Mais cela concerne les couvertures de surfaces extérieures (terrasses par exemple), plus rarement les surfaces intérieures.

Les juges d’appel, et avant eux l’expert, s’étaient prononcé comme par principe.

Ils n’ont pas justifié le rapport causal entre la situation de descellement et l’effet sur la stabilité de l’immeuble.

C’est pourquoi ils subirent la censure de la Cour de cassation.

Krachtens die bepalingen (art. 1792 en 2270 B.W.)  zijn de aannemers en architecten gedurende tien jaar aansprakelijk voor gebreken die de stabiliteit van het gebouw of van een belangrijk deel ervan in gevaar brengen of op min of meer lange termijn in gevaar kunnen brengen.

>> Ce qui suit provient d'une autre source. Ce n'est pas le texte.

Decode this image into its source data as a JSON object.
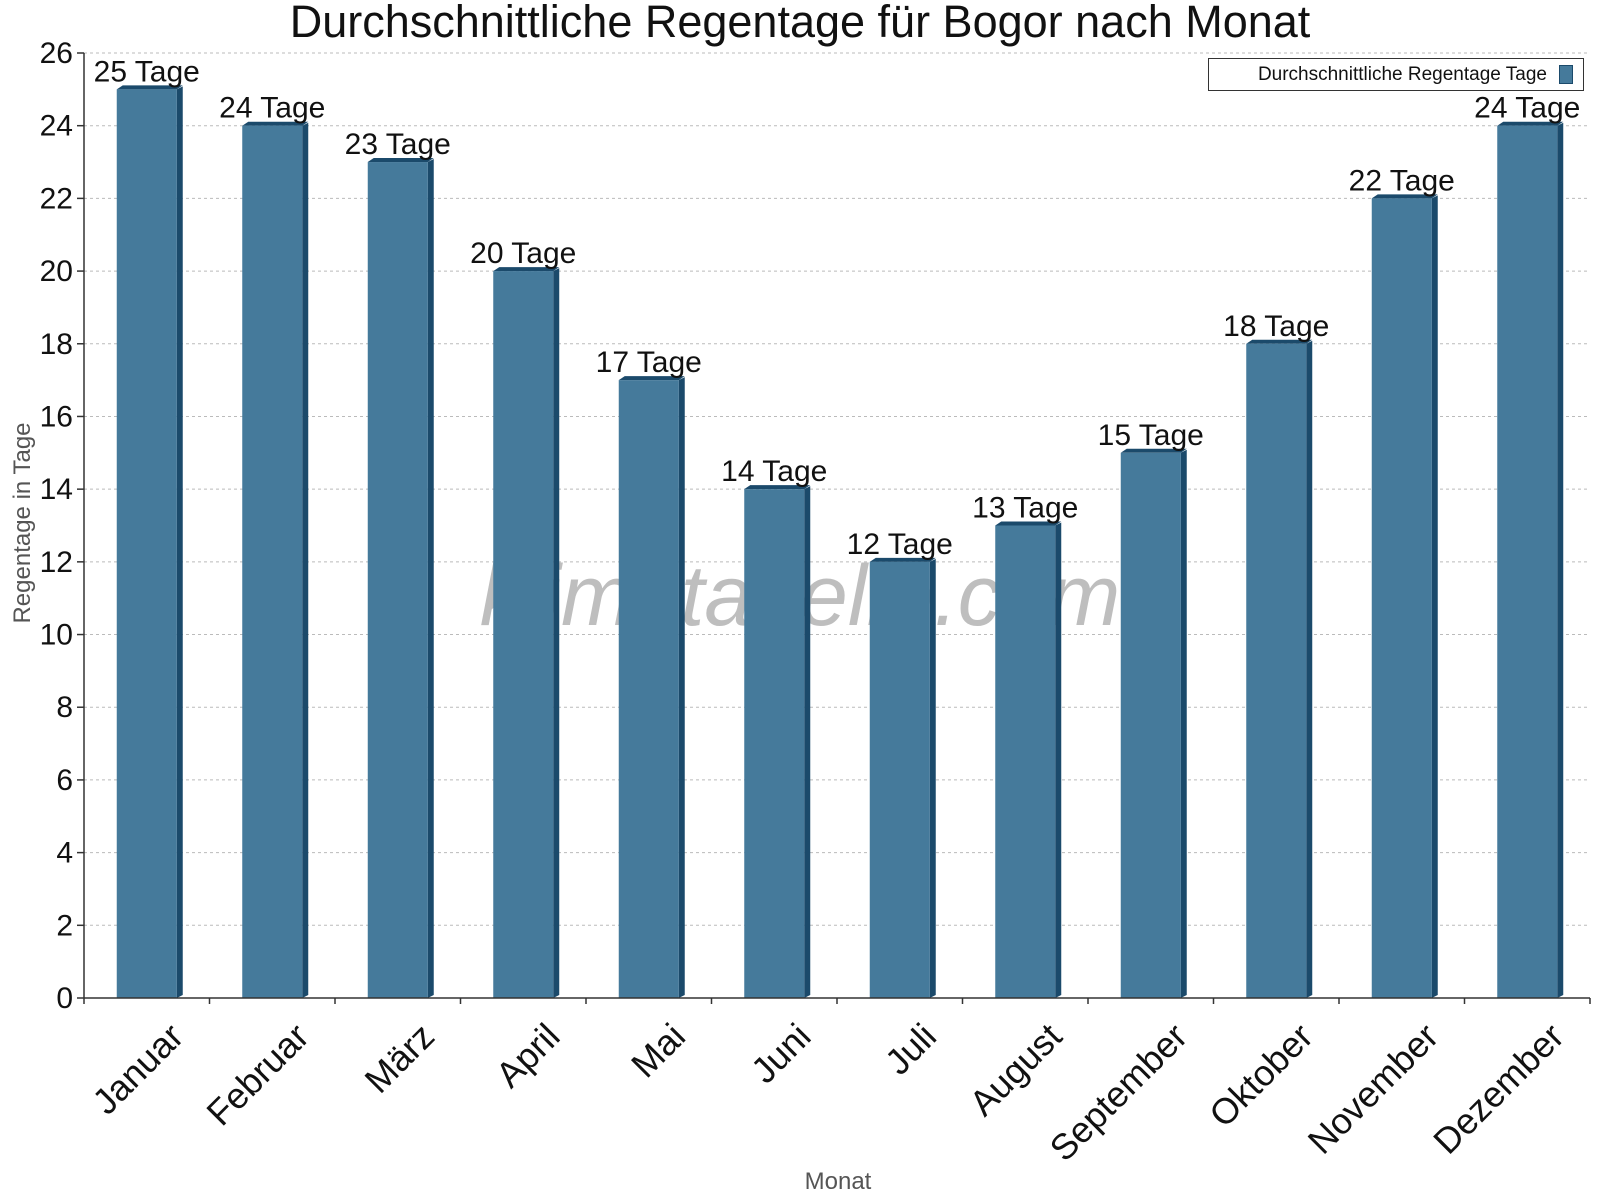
{
  "chart_data": {
    "type": "bar",
    "title": "Durchschnittliche Regentage für Bogor nach Monat",
    "xlabel": "Monat",
    "ylabel": "Regentage in Tage",
    "categories": [
      "Januar",
      "Februar",
      "März",
      "April",
      "Mai",
      "Juni",
      "Juli",
      "August",
      "September",
      "Oktober",
      "November",
      "Dezember"
    ],
    "series": [
      {
        "name": "Durchschnittliche Regentage Tage",
        "values": [
          25,
          24,
          23,
          20,
          17,
          14,
          12,
          13,
          15,
          18,
          22,
          24
        ],
        "labels": [
          "25 Tage",
          "24 Tage",
          "23 Tage",
          "20 Tage",
          "17 Tage",
          "14 Tage",
          "12 Tage",
          "13 Tage",
          "15 Tage",
          "18 Tage",
          "22 Tage",
          "24 Tage"
        ]
      }
    ],
    "ylim": [
      0,
      26
    ],
    "yticks": [
      0,
      2,
      4,
      6,
      8,
      10,
      12,
      14,
      16,
      18,
      20,
      22,
      24,
      26
    ],
    "grid": true,
    "legend_position": "top-right",
    "colors": {
      "bar": "#457a9b",
      "bar_side": "#1b4a6b",
      "grid": "#bbbbbb"
    }
  },
  "watermark": "klimatabelle.com"
}
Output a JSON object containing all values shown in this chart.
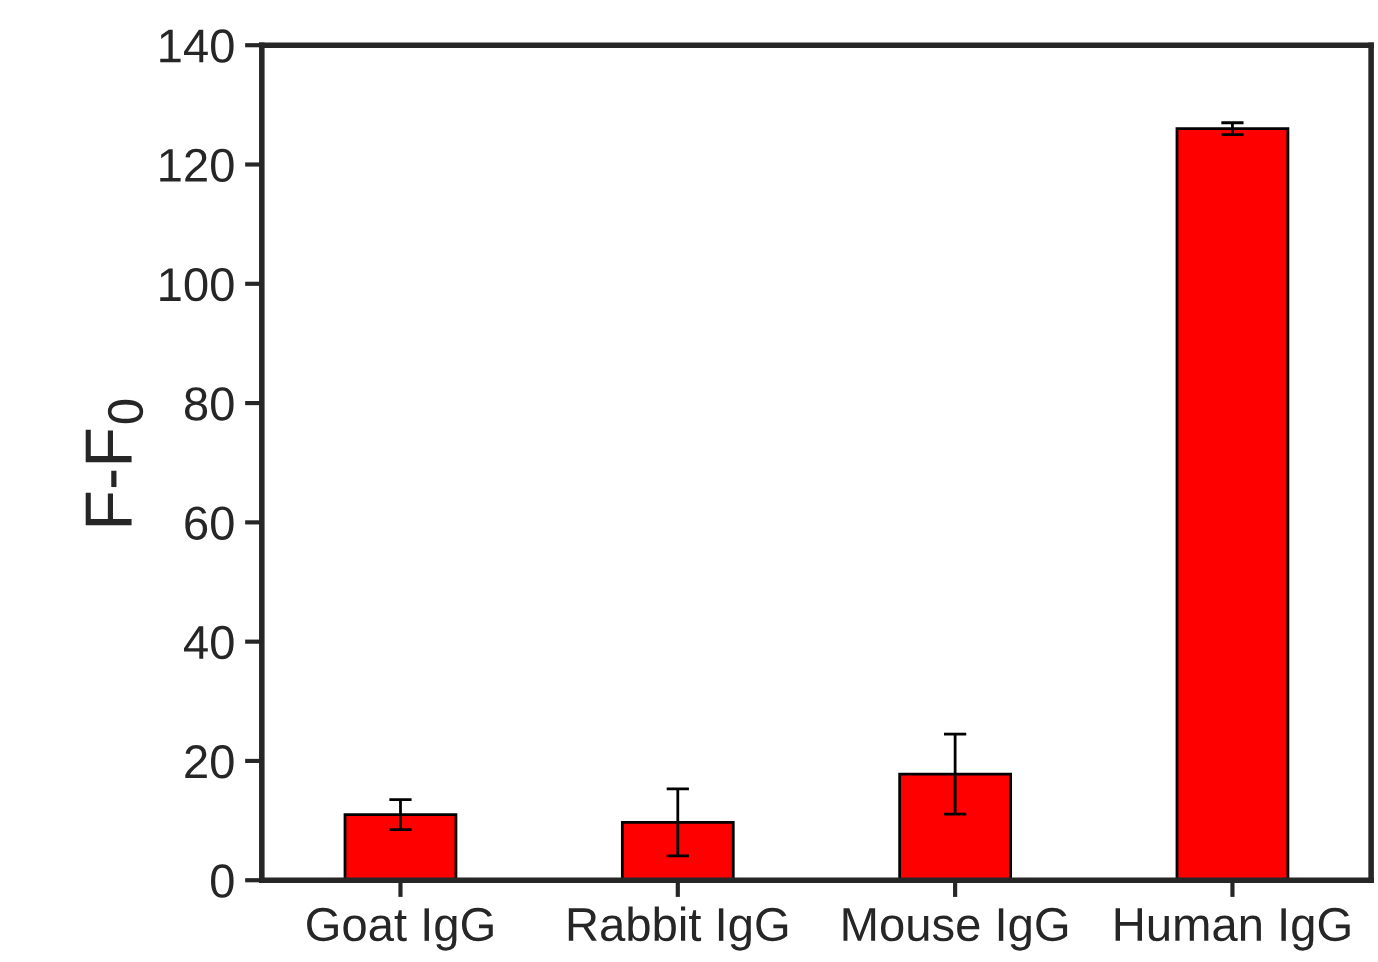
{
  "chart_data": {
    "type": "bar",
    "ylabel": "F-F$_{0}$",
    "categories": [
      "Goat IgG",
      "Rabbit IgG",
      "Mouse IgG",
      "Human IgG"
    ],
    "values": [
      11.0,
      9.7,
      17.8,
      126
    ],
    "errors": [
      2.5,
      5.6,
      6.7,
      1
    ],
    "color": "#ff0000",
    "ylim": [
      0,
      140
    ],
    "yticks": [
      0,
      20,
      40,
      60,
      80,
      100,
      120,
      140
    ],
    "grid": false
  }
}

De rechter oordeelt onaantastbaar in feite of een gebrek de stabiliteit van het gebouw of een belangrijk deel ervan in gevaar brengt of kan brengen.

Het Hof gaat na of de rechter uit de gedane vaststellingen geen gevolgen afleidt die daarmee geen verband houden of daardoor onmogelijk kunnen worden verantwoord.

De appelrechters stellen vast dat de gerechtsdeskundige heeft vastgesteld dat de problematiek van het loskomen van de vloertegels zich voordeed in ongeveer alle ruimtes van zowel de gelijkvloerse als de eerste verdieping van het gebouw.

Zij treden de gerechtsdeskundige bij waar deze besloot dat de technische oorzaak van het loskomen van de tegels gelegen is in enerzijds de slechte verlijming van de tegels en anderzijds in het niet voorzien van uitzetvoegen.

Vervolgens oordelen zij: “Gelet op de omvang van deze problematiek, die zich over bijna het gehele gebouw van [de eerste verweerster] voordeed, dient ertoe te worden besloten dat het wel degelijk een ernstig gebrek betrof dat van aard was om de stabiliteit ervan in het gedrang te brengen”.

Door aldus louter uit de omstandigheid dat het loskomen van de tegels zich in bijna het volledige gebouw voordeed te besluiten dat het een gebrek betreft dat de stabiliteit van het gebouw in het gedrang brengt, verantwoorden de appelrechters hun beslissing niet naar recht.